There are two main arguments against the use of blood or breath tests. One is that they violate the Fifth Amendment’s right against self-incrimination. Another is that they violate the Fourth Amendment, which protects against warrantless searches of the person.

This is a tricky area of the law, so you should definitely contact a criminal attorney. A lawyer can help you navigate through the system and make sure you get the best outcome possible.

DUI Pre-trial Motions

7 Emotional Stages after a DUI Arrest - The Umansky Law Firm Criminal  Defense & Injury Attorneys

DUI pre-trial motions are important because they allow the defense attorney to raise concerns about the admissibility of evidence. The judge will decide whether or not to grant the motion.

Pre-trial motions may include requests to suppress evidence and dismiss the charges altogether. These motions are based on Fourth Amendment rights.

There are two basic types of motions a lawyer can file in a DUI case. First, there is a motion in limine. This type of motion limits the use of police evidence. In other words, a prosecutor cannot mention anything about your blood test results or breathalyzer readings at the trial.

The other kind of motion a lawyer can make is a Brady motion. This is a motion that argues the State did not have probable cause to arrest you for DUI. If this is a motion that is granted by the judge, it means that the evidence collected after the stop is inadmissible.

A good attorney will know which motions to file and which ones to avoid.
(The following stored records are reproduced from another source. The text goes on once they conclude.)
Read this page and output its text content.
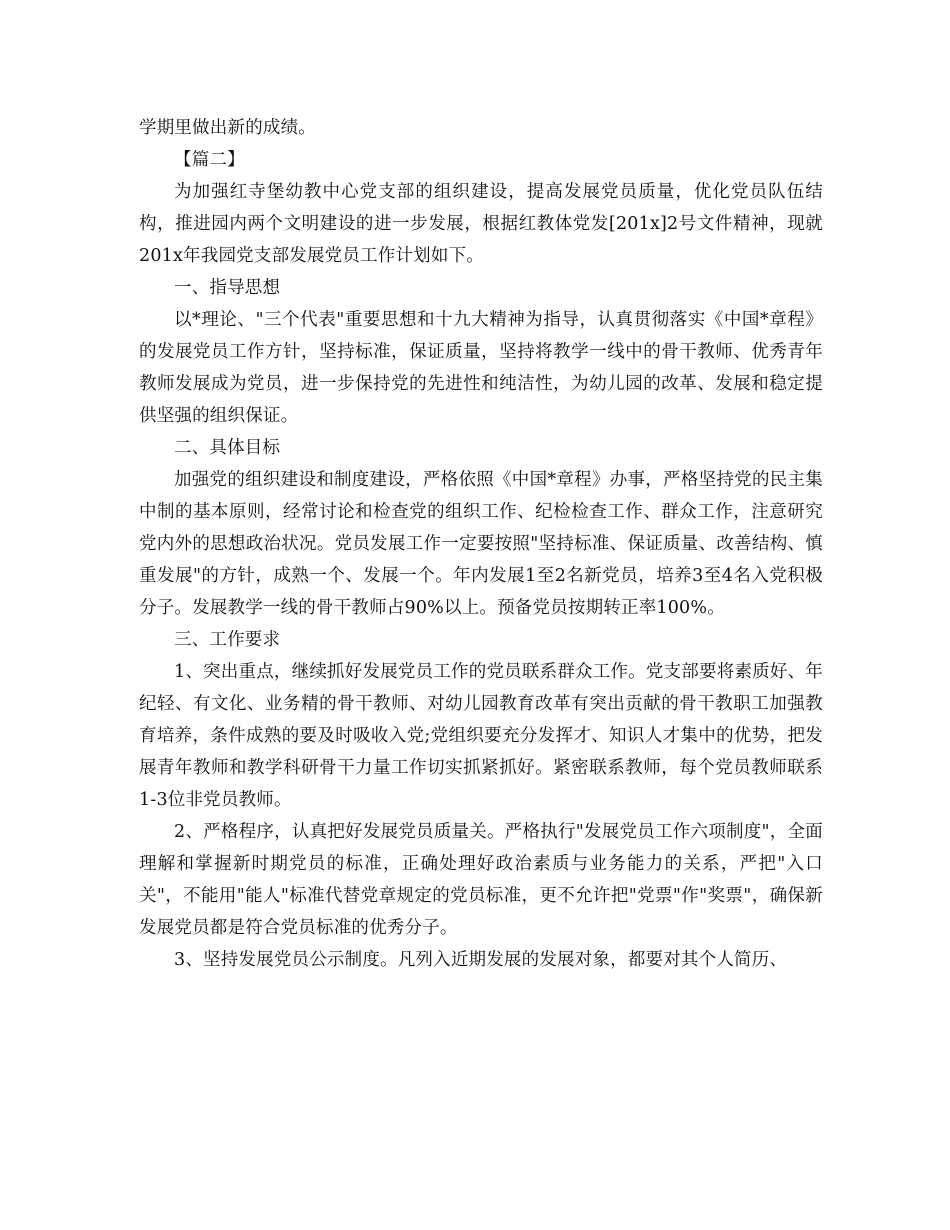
学期里做出新的成绩。

【篇二】

为加强红寺堡幼教中心党支部的组织建设，提高发展党员质量，优化党员队伍结构，推进园内两个文明建设的进一步发展，根据红教体党发[201x]2号文件精神，现就201x年我园党支部发展党员工作计划如下。

一、指导思想

以*理论、"三个代表"重要思想和十九大精神为指导，认真贯彻落实《中国*章程》的发展党员工作方针，坚持标准，保证质量，坚持将教学一线中的骨干教师、优秀青年教师发展成为党员，进一步保持党的先进性和纯洁性，为幼儿园的改革、发展和稳定提供坚强的组织保证。

二、具体目标

加强党的组织建设和制度建设，严格依照《中国*章程》办事，严格坚持党的民主集中制的基本原则，经常讨论和检查党的组织工作、纪检检查工作、群众工作，注意研究党内外的思想政治状况。党员发展工作一定要按照"坚持标准、保证质量、改善结构、慎重发展"的方针，成熟一个、发展一个。年内发展1至2名新党员，培养3至4名入党积极分子。发展教学一线的骨干教师占90%以上。预备党员按期转正率100%。

三、工作要求

1、突出重点，继续抓好发展党员工作的党员联系群众工作。党支部要将素质好、年纪轻、有文化、业务精的骨干教师、对幼儿园教育改革有突出贡献的骨干教职工加强教育培养，条件成熟的要及时吸收入党;党组织要充分发挥才、知识人才集中的优势，把发展青年教师和教学科研骨干力量工作切实抓紧抓好。紧密联系教师，每个党员教师联系1-3位非党员教师。

2、严格程序，认真把好发展党员质量关。严格执行"发展党员工作六项制度"，全面理解和掌握新时期党员的标准，正确处理好政治素质与业务能力的关系，严把"入口关"，不能用"能人"标准代替党章规定的党员标准，更不允许把"党票"作"奖票"，确保新发展党员都是符合党员标准的优秀分子。

3、坚持发展党员公示制度。凡列入近期发展的发展对象，都要对其个人简历、
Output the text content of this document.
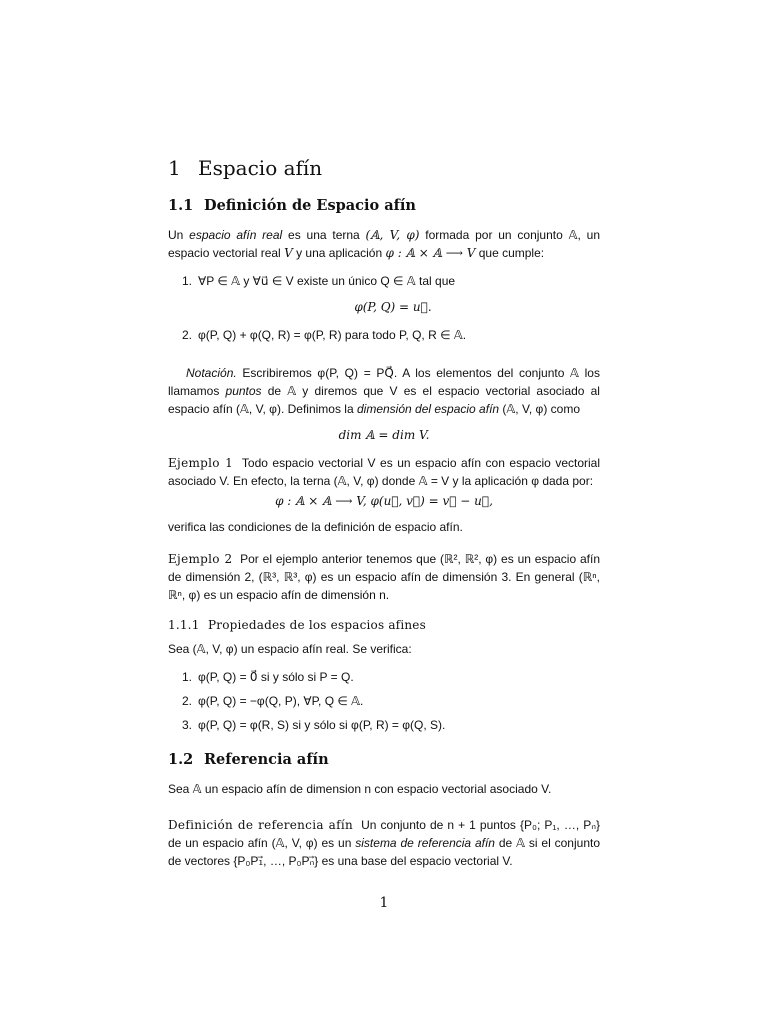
1 Espacio afín
1.1 Definición de Espacio afín

Un espacio afín real es una terna (𝔸, V, φ) formada por un conjunto 𝔸, un espacio vectorial real V y una aplicación φ : 𝔸 × 𝔸 ⟶ V que cumple:

1. ∀P ∈ 𝔸 y ∀u⃗ ∈ V existe un único Q ∈ 𝔸 tal que
φ(P, Q) = u⃗.
2. φ(P, Q) + φ(Q, R) = φ(P, R) para todo P, Q, R ∈ 𝔸.

Notación. Escribiremos φ(P, Q) = PQ⃗. A los elementos del conjunto 𝔸 los llamamos puntos de 𝔸 y diremos que V es el espacio vectorial asociado al espacio afín (𝔸, V, φ). Definimos la dimensión del espacio afín (𝔸, V, φ) como

dim 𝔸 = dim V.

Ejemplo 1 Todo espacio vectorial V es un espacio afín con espacio vectorial asociado V. En efecto, la terna (𝔸, V, φ) donde 𝔸 = V y la aplicación φ dada por:

φ : 𝔸 × 𝔸 ⟶ V, φ(u⃗, v⃗) = v⃗ − u⃗,

verifica las condiciones de la definición de espacio afín.

Ejemplo 2 Por el ejemplo anterior tenemos que (ℝ², ℝ², φ) es un espacio afín de dimensión 2, (ℝ³, ℝ³, φ) es un espacio afín de dimensión 3. En general (ℝⁿ, ℝⁿ, φ) es un espacio afín de dimensión n.

1.1.1 Propiedades de los espacios afines

Sea (𝔸, V, φ) un espacio afín real. Se verifica:

1. φ(P, Q) = 0⃗ si y sólo si P = Q.
2. φ(P, Q) = −φ(Q, P), ∀P, Q ∈ 𝔸.
3. φ(P, Q) = φ(R, S) si y sólo si φ(P, R) = φ(Q, S).
1.2 Referencia afín

Sea 𝔸 un espacio afín de dimension n con espacio vectorial asociado V.

Definición de referencia afín Un conjunto de n + 1 puntos {P₀; P₁, …, Pₙ} de un espacio afín (𝔸, V, φ) es un sistema de referencia afín de 𝔸 si el conjunto de vectores {P₀P₁⃗, …, P₀Pₙ⃗} es una base del espacio vectorial V.

1
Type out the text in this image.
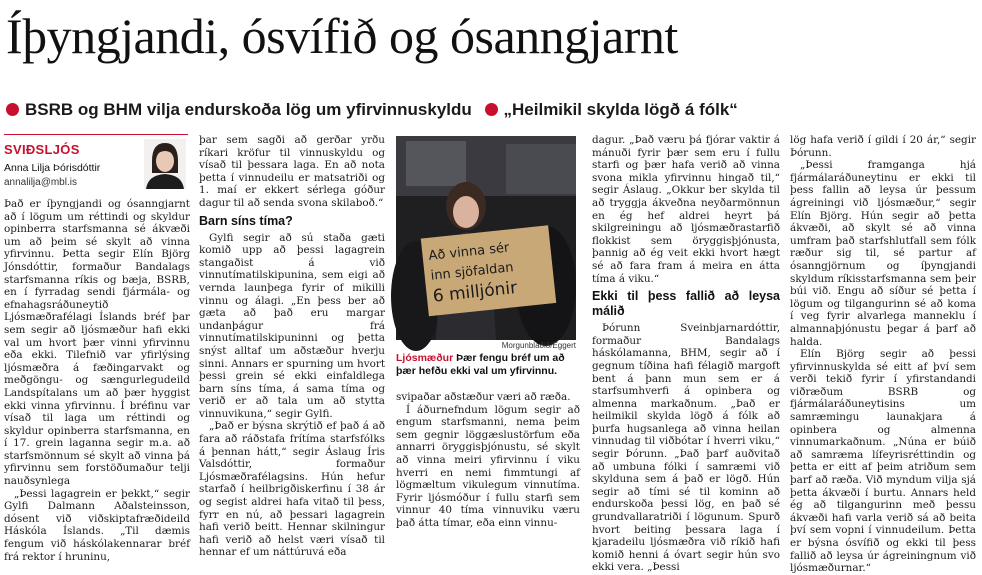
Íþyngjandi, ósvífið og ósanngjarnt
BSRB og BHM vilja endurskoða lög um yfirvinnuskyldu „Heilmikil skylda lögð á fólk“
SVIÐSLJÓS
Anna Lilja Þórisdóttir
annalilja@mbl.is

Það er íþyngjandi og ósanngjarnt að í lögum um réttindi og skyldur opinberra starfsmanna sé ákvæði um að þeim sé skylt að vinna yfirvinnu. Þetta segir Elín Björg Jónsdóttir, formaður Bandalags starfsmanna ríkis og bæja, BSRB, en í fyrradag sendi fjármála- og efnahagsráðuneytið Ljósmæðrafélagi Íslands bréf þar sem segir að ljósmæður hafi ekki val um hvort þær vinni yfirvinnu eða ekki. Tilefnið var yfirlýsing ljósmæðra á fæðingarvakt og meðgöngu- og sængurlegudeild Landspítalans um að þær hyggist ekki vinna yfirvinnu. Í bréfinu var vísað til laga um réttindi og skyldur opinberra starfsmanna, en í 17. grein laganna segir m.a. að starfsmönnum sé skylt að vinna þá yfirvinnu sem forstöðumaður telji nauðsynlega

„Þessi lagagrein er þekkt,“ segir Gylfi Dalmann Aðalsteinsson, dósent við viðskiptafræðideild Háskóla Íslands. „Til dæmis fengum við háskólakennarar bréf frá rektor í hruninu,

þar sem sagði að gerðar yrðu ríkari kröfur til vinnuskyldu og vísað til þessara laga. En að nota þetta í vinnudeilu er matsatriði og 1. maí er ekkert sérlega góður dagur til að senda svona skilaboð.“

Barn síns tíma?

Gylfi segir að sú staða gæti komið upp að þessi lagagrein stangaðist á við vinnutímatilskipunina, sem eigi að vernda launþega fyrir of mikilli vinnu og álagi. „En þess ber að gæta að það eru margar undanþágur frá vinnutímatilskipuninni og þetta snýst alltaf um aðstæður hverju sinni. Annars er spurning um hvort þessi grein sé ekki einfaldlega barn síns tíma, á sama tíma og verið er að tala um að stytta vinnuvikuna,“ segir Gylfi.

„Það er býsna skrýtið ef það á að fara að ráðstafa frítíma starfsfólks á þennan hátt,“ segir Áslaug Íris Valsdóttir, formaður Ljósmæðrafélagsins. Hún hefur starfað í heilbrigðiskerfinu í 38 ár og segist aldrei hafa vitað til þess, fyrr en nú, að þessari lagagrein hafi verið beitt. Hennar skilningur hafi verið að helst væri vísað til hennar ef um náttúruvá eða

Að vinna sér
inn sjöfaldan
6 milljónir
Morgunblaðið/Eggert
Ljósmæður Þær fengu bréf um að þær hefðu ekki val um yfirvinnu.

svipaðar aðstæður væri að ræða.

Í áðurnefndum lögum segir að engum starfsmanni, nema þeim sem gegnir löggæslustörfum eða annarri öryggisþjónustu, sé skylt að vinna meiri yfirvinnu í viku hverri en nemi fimmtungi af lögmæltum vikulegum vinnutíma. Fyrir ljósmóður í fullu starfi sem vinnur 40 tíma vinnuviku væru það átta tímar, eða einn vinnu-

dagur. „Það væru þá fjórar vaktir á mánuði fyrir þær sem eru í fullu starfi og þær hafa verið að vinna svona mikla yfirvinnu hingað til,“ segir Áslaug. „Okkur ber skylda til að tryggja ákveðna neyðarmönnun en ég hef aldrei heyrt þá skilgreiningu að ljósmæðrastarfið flokkist sem öryggisþjónusta, þannig að ég veit ekki hvort hægt sé að fara fram á meira en átta tíma á viku.“

Ekki til þess fallið að leysa málið

Þórunn Sveinbjarnardóttir, formaður Bandalags háskólamanna, BHM, segir að í gegnum tíðina hafi félagið margoft bent á þann mun sem er á starfsumhverfi á opinbera og almenna markaðnum. „Það er heilmikil skylda lögð á fólk að þurfa hugsanlega að vinna heilan vinnudag til viðbótar í hverri viku,“ segir Þórunn. „Það þarf auðvitað að umbuna fólki í samræmi við skylduna sem á það er lögð. Hún segir að tími sé til kominn að endurskoða þessi lög, en það sé grundvallaratriði í lögunum. Spurð hvort beiting þessara laga í kjaradeilu ljósmæðra við ríkið hafi komið henni á óvart segir hún svo ekki vera. „Þessi

lög hafa verið í gildi í 20 ár,“ segir Þórunn.

„Þessi framganga hjá fjármálaráðuneytinu er ekki til þess fallin að leysa úr þessum ágreiningi við ljósmæður,“ segir Elín Björg. Hún segir að þetta ákvæði, að skylt sé að vinna umfram það starfshlutfall sem fólk ræður sig til, sé partur af ósanngjörnum og íþyngjandi skyldum ríkisstarfsmanna sem þeir búi við. Engu að síður sé þetta í lögum og tilgangurinn sé að koma í veg fyrir alvarlega manneklu í almannaþjónustu þegar á þarf að halda.

Elín Björg segir að þessi yfirvinnuskylda sé eitt af því sem verði tekið fyrir í yfirstandandi viðræðum BSRB og fjármálaráðuneytisins um samræmingu launakjara á opinbera og almenna vinnumarkaðnum. „Núna er búið að samræma lífeyrisréttindin og þetta er eitt af þeim atriðum sem þarf að ræða. Við myndum vilja sjá þetta ákvæði í burtu. Annars held ég að tilgangurinn með þessu ákvæði hafi varla verið sá að beita því sem vopni í vinnudeilum. Þetta er býsna ósvífið og ekki til þess fallið að leysa úr ágreiningnum við ljósmæðurnar.“
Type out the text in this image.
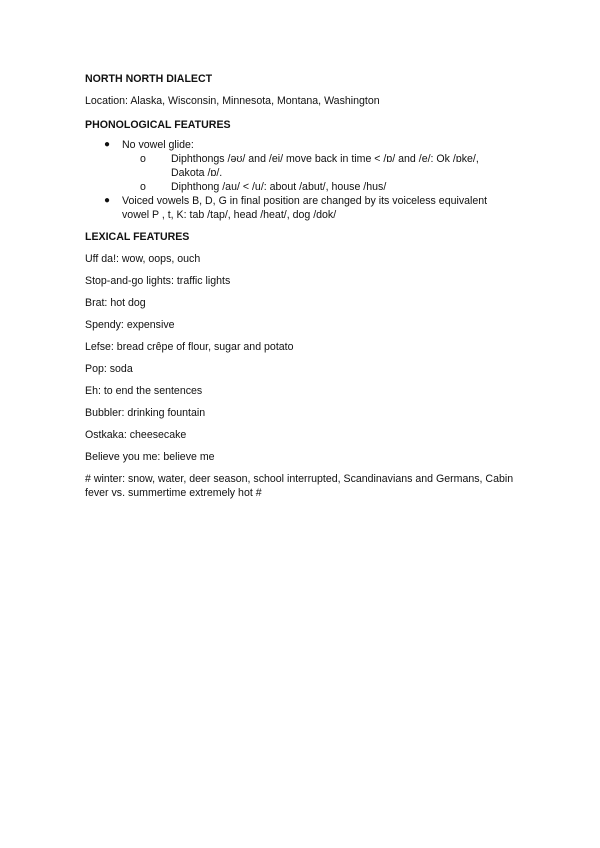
NORTH NORTH DIALECT
Location: Alaska, Wisconsin, Minnesota, Montana, Washington
PHONOLOGICAL FEATURES
● No vowel glide:
o Diphthongs /əʊ/ and /ei/ move back in time < /ɒ/ and /e/: Ok /ɒke/, Dakota /ɒ/.
o Diphthong /au/ < /u/: about /abut/, house /hus/
● Voiced vowels B, D, G in final position are changed by its voiceless equivalent vowel P , t, K: tab /tap/, head /heat/, dog /dok/
LEXICAL FEATURES

Uff da!: wow, oops, ouch

Stop-and-go lights: traffic lights

Brat: hot dog

Spendy: expensive

Lefse: bread crêpe of flour, sugar and potato

Pop: soda

Eh: to end the sentences

Bubbler: drinking fountain

Ostkaka: cheesecake

Believe you me: believe me

# winter: snow, water, deer season, school interrupted, Scandinavians and Germans, Cabin fever vs. summertime extremely hot #
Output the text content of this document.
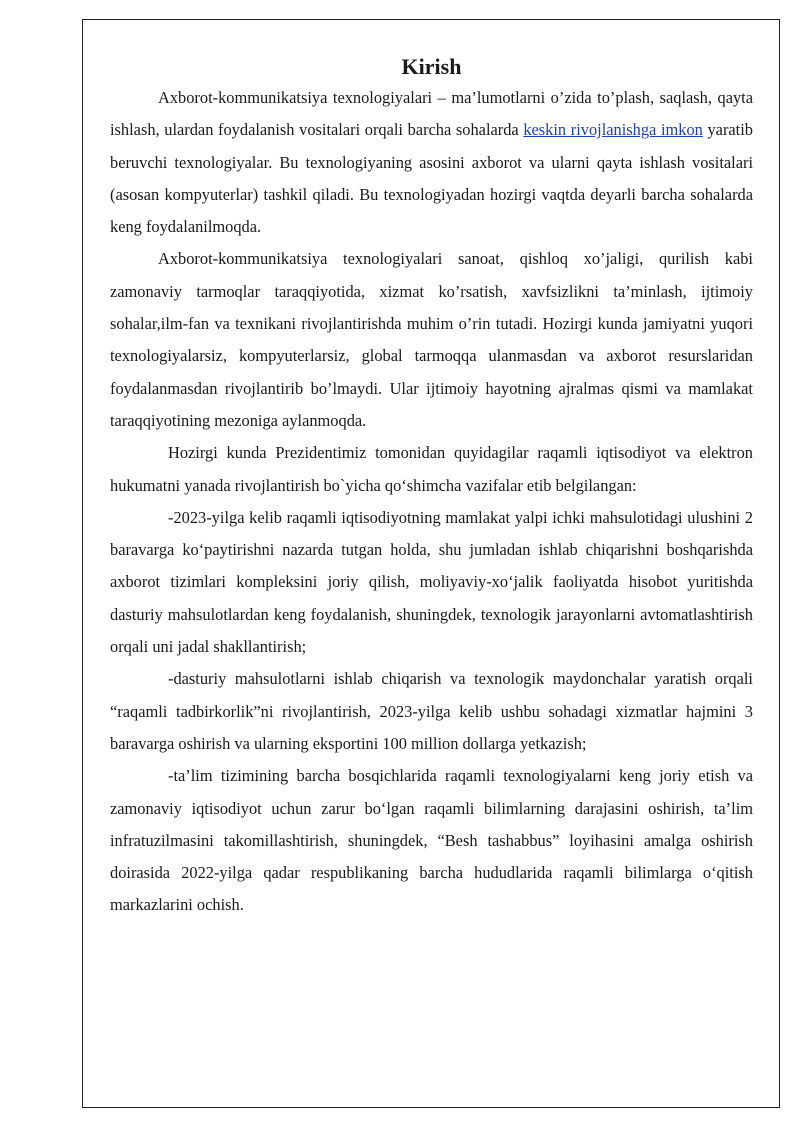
Kirish

Axborot-kommunikatsiya texnologiyalari – ma’lumotlarni o’zida to’plash, saqlash, qayta ishlash, ulardan foydalanish vositalari orqali barcha sohalarda keskin rivojlanishga imkon yaratib beruvchi texnologiyalar. Bu texnologiyaning asosini axborot va ularni qayta ishlash vositalari (asosan kompyuterlar) tashkil qiladi. Bu texnologiyadan hozirgi vaqtda deyarli barcha sohalarda keng foydalanilmoqda.

Axborot-kommunikatsiya texnologiyalari sanoat, qishloq xo’jaligi, qurilish kabi zamonaviy tarmoqlar taraqqiyotida, xizmat ko’rsatish, xavfsizlikni ta’minlash, ijtimoiy sohalar,ilm-fan va texnikani rivojlantirishda muhim o’rin tutadi. Hozirgi kunda jamiyatni yuqori texnologiyalarsiz, kompyuterlarsiz, global tarmoqqa ulanmasdan va axborot resurslaridan foydalanmasdan rivojlantirib bo’lmaydi. Ular ijtimoiy hayotning ajralmas qismi va mamlakat taraqqiyotining mezoniga aylanmoqda.

Hozirgi kunda Prezidentimiz tomonidan quyidagilar raqamli iqtisodiyot va elektron hukumatni yanada rivojlantirish bo`yicha qo‘shimcha vazifalar etib belgilangan:

-2023-yilga kelib raqamli iqtisodiyotning mamlakat yalpi ichki mahsulotidagi ulushini 2 baravarga ko‘paytirishni nazarda tutgan holda, shu jumladan ishlab chiqarishni boshqarishda axborot tizimlari kompleksini joriy qilish, moliyaviy-xo‘jalik faoliyatda hisobot yuritishda dasturiy mahsulotlardan keng foydalanish, shuningdek, texnologik jarayonlarni avtomatlashtirish orqali uni jadal shakllantirish;

-dasturiy mahsulotlarni ishlab chiqarish va texnologik maydonchalar yaratish orqali “raqamli tadbirkorlik”ni rivojlantirish, 2023-yilga kelib ushbu sohadagi xizmatlar hajmini 3 baravarga oshirish va ularning eksportini 100 million dollarga yetkazish;

-ta’lim tizimining barcha bosqichlarida raqamli texnologiyalarni keng joriy etish va zamonaviy iqtisodiyot uchun zarur bo‘lgan raqamli bilimlarning darajasini oshirish, ta’lim infratuzilmasini takomillashtirish, shuningdek, “Besh tashabbus” loyihasini amalga oshirish doirasida 2022-yilga qadar respublikaning barcha hududlarida raqamli bilimlarga o‘qitish markazlarini ochish.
He will also be able to help you win your case. Having a good attorney on your side can reduce your DUI charges or get your case dismissed altogether.

Common Mistakes Made by DUI Attorneys

When it comes to DUI attorneys, there are some common mistakes that can have an adverse effect on your defense. Unfortunately, many lawyers have a general understanding of the laws regarding DUI, but not the specifics.

In some cases, an attorney will make the mistake of assuming a case is not going to go to trial. This can lead to a lack of evidence, suppression of testimony, and a poor result.

Another common mistake is hiring an attorney who is not experienced in defending DUI cases. They may have no idea of the phases of DUI detection, or the proper equipment and procedures to be used. If you hire an attorney who has little or no knowledge of these processes, you could end up with a conviction without adequate evidence.

It is also important to hire an attorney who knows the area where the arrest occurred. This can help them ask the officer questions about the circumstances of the arrest.